我ながら恐ろしい能力を得てしまったと戦慄する。

「……クロ、待った!」

「へ?」

「今回は何を使って作るつもりなんだ?」

「……え? カイトくんの世界にある『タバスコ』ってやつ」

「絶対止めて! 他のにして!」

「え? う、うん……カイトくんがそこまで言うなら……」

そう、俺の得た予知能力とは……『クロの作る新作ベビーカステラが、意外と美味しい系かゲテモノ系か察知できる』というものだ。

コレは数多の経験により培われた能力だ。
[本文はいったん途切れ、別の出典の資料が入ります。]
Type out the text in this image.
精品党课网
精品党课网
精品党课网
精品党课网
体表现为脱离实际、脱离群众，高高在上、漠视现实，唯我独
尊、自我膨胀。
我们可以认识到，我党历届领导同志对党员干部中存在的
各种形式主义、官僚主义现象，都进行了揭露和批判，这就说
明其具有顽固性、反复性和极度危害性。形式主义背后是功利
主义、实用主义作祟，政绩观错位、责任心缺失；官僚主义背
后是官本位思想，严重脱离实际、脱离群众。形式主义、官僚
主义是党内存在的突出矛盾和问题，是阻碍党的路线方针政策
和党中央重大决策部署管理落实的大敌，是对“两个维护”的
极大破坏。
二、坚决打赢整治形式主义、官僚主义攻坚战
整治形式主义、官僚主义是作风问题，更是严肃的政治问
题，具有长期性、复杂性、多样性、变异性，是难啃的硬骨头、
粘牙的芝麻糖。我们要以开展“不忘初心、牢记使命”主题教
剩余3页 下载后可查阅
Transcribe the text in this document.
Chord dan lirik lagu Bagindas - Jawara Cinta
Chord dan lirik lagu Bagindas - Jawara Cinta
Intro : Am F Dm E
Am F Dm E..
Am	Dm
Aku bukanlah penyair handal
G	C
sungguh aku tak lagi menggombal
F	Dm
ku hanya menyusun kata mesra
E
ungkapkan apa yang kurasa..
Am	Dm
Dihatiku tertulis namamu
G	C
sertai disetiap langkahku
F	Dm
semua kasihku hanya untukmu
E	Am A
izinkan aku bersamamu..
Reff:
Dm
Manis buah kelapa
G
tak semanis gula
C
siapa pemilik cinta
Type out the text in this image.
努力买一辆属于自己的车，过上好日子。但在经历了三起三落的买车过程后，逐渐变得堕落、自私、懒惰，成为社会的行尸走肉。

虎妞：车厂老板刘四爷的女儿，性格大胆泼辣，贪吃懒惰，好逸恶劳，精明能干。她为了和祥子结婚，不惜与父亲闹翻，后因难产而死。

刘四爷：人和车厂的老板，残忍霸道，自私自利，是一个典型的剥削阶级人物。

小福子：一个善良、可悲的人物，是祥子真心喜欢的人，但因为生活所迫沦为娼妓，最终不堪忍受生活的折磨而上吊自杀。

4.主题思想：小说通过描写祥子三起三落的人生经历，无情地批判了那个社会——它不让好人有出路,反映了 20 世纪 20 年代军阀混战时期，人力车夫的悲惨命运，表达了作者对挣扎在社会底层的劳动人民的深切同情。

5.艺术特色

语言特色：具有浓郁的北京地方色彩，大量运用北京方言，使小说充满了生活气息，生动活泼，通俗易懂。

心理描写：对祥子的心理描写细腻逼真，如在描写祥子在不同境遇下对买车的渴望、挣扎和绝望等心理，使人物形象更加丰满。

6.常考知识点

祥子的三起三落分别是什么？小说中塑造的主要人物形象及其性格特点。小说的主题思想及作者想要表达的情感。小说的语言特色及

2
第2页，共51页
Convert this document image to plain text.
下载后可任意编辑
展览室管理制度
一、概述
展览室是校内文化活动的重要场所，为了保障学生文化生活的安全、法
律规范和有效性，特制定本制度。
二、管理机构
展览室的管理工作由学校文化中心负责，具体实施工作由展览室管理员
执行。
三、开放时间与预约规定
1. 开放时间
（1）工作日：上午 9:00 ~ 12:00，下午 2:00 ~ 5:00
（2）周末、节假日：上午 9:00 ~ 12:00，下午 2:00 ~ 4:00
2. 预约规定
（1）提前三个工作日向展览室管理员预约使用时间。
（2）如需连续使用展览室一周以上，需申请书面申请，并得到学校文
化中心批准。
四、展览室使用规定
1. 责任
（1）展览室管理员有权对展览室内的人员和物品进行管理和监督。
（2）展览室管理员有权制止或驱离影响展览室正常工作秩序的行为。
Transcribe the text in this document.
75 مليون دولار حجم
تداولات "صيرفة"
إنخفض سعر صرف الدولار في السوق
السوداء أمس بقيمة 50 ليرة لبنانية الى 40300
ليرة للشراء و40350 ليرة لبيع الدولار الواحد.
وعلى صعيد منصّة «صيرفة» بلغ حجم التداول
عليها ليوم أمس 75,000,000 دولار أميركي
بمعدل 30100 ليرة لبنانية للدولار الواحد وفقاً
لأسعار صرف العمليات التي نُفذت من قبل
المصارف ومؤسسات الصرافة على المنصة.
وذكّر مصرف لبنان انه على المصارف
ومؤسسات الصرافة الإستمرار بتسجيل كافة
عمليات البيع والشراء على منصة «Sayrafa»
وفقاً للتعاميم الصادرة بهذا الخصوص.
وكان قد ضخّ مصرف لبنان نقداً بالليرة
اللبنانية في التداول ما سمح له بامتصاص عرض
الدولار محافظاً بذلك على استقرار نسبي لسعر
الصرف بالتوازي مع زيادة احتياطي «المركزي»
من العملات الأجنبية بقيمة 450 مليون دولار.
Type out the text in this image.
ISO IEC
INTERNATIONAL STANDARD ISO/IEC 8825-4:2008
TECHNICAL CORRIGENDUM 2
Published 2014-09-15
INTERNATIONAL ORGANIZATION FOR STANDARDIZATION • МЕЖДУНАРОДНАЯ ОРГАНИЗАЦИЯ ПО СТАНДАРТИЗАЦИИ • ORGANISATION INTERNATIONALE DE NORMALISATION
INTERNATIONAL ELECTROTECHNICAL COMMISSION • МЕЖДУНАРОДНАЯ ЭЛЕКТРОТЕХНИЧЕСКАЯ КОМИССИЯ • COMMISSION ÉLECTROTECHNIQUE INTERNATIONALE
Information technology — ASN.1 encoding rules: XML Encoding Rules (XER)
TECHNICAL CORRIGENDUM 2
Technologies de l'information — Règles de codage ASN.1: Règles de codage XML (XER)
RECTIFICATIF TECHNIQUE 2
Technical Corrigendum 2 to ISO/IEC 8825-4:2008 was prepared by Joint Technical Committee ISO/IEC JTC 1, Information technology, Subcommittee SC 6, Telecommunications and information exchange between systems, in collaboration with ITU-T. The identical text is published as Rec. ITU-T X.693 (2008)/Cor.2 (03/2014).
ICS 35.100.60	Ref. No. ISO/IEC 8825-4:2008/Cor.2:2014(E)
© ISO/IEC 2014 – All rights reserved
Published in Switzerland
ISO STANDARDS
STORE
何度も地獄を見た結果、危機的状況を避けるために直感が進化した。

本当にクロは、事前に止めないとてりやきソースをなみなみと注ぎこんだ物とか、マヨネーズ山ほど入れた物とか……そんなとんでもないものも平気で作ってくるから恐ろしい。

実際初めの数ヶ月は、毎日ロシアンルーレットをやらされている気分だったが……この能力を得たおかげで、三回に一回は回避できるようになった!

うん、だってしょうがないじゃないか……二種類作ってくる事とか、クロが内緒って教えてくれない事があるんだもん……全部は回避出来ねぇよ。

拝啓、母さん、父さん――人間とは危機に遭遇する事によってそれまでの殻を破り、進化する生き物だと思う。俺もこの世界に数々の修羅場……新味の実験に付き合った結果、俺は――シックスセンスを獲得した……気がする。